The artist’s style will also change over time or with the subject matter. To further complicate the process, newer artists can be influenced by another artist’s style.

Data

The project uses Jack Kirby, co-creator of “The Black Panther,” “The Avengers” and many other popular series as the target artist. For demonstration purposes, the other cartoonist that the work is being compared to is Randall Munroe, known for his web comic XKCD. In the interest in giving the nueral network a chance of success, XKCD is primarily composed of stick figures.

Exploratory Data Analysis

Images files (jpg and png) were extracted from Google Images, Pinterest and Tumblr. The images were black and white and usually inked. Lighter pencils were thrown out. The initial pool consists of 1025 jpg and png images proportionally resized and cropped to 200x200 pixels.

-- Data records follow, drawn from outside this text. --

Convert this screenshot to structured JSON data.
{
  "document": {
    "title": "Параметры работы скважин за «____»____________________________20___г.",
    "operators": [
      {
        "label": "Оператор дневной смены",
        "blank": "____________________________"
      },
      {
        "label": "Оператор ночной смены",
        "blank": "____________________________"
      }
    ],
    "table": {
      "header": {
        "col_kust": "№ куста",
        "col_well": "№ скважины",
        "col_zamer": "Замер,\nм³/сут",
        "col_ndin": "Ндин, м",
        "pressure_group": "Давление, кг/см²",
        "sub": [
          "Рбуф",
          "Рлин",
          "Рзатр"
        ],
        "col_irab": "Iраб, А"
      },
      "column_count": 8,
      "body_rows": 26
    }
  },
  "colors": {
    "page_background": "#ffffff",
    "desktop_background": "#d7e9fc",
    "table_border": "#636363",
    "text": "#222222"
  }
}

To prepare the dataset, photos and “homages” were manually removed. File names with spaces and illegal characters were modified to allow the files to be input into the system. The training data was set with labels as the directory name to make adding additional artists easier.

Artist	1	2	3	4
Jack Kirby
Randall Munroe

Process

Initially, the project tried to identify between three artists but it proved too difficult with a mixture not only of artists but with the addition of color as well. Sample images were increased to their current size from 50x50 (grouped by original image and returning votes for the class). Larger, complete images were expected to show patterns better than smaller pieces. Various models were tested to try to eliminate overfitting but for this analysis, the simpler LeNet Convolutional network (developed for handwriting) was used.

Tracking Filters Through the Architecture

The model was generated by Keras using a TensorFlow backend. The architecture is a LeNet Convolutional Neural Network. This returned a poor accuracy of ~50%. With the model overfitting, what are the impacts of each of the layers and their settings? Here are the layers and their cumulative effects on the image.

Layers	Image
Original
Convolution: Conv2D : filter:20 kernel: 5x5
Activation: ReLU
Pooling: MaxPooling2D: Pool:2x2 Strides: 2x2
Convolution: Conv2D : filter:50 kernel: 5x5
Activation: ReLU
Pooling: MaxPooling2D: Pool:2x2 Strides: 2x2
Flatten + Dense(500) + Activation:ReLU
Dense(2)+Activation: Softmax